Four months ago an HE tipster caught a research screening of George Clooney‘s Suburbicon at the Sherman Oaks Arclight, and passed along some comments. Now that there’s talk of this Fargo-esque ’50s noir comedy debuting in Venice six weeks hence, it can’t hurt to reconsider what was posted last March.
The tipster called Suburbicon Clooney’s “best-directed film ever…more bell-ringy than The Ides of March, Monuments Men, Good Night and Good Luck, Leatherheads and Confessions of a Dangerous Mind. The stars are Matt Damon, Julianne Moore, Oscar Isaac and young Noah Jupe. Paramount will open it on 10.27.
Suburbicon star Julianne Moore, director George Clooney during shooting last fall.
Joel and Ethan Coen‘s mid ’80s script was reworked by Clooney and Grant Heslov — the current Wikipedia page gives the Coens sole writing credit.
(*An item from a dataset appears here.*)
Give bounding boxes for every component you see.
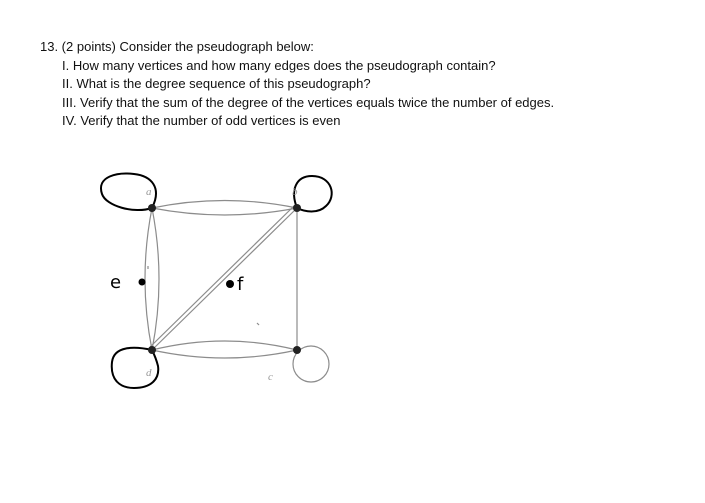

The other film Suburbicon resembles besides Fargo, the guy says, is Martin McDonagh‘s unreleased Three Billboards Outside Ebbing, Missouri (Fox Searchlight, 11.10).
I’ll skip over the plot particulars, but it involves deceit, murder and hired hitmen a la Fargo with a pinch or two of Double Indemnity. Speaking of that 1944 Billy Wilder film, Oscar Isaac, portraying an insurance investigator, has a great interrogation scene towards the end in the tradition of Edward G. Robinson‘s Barton Keyes character.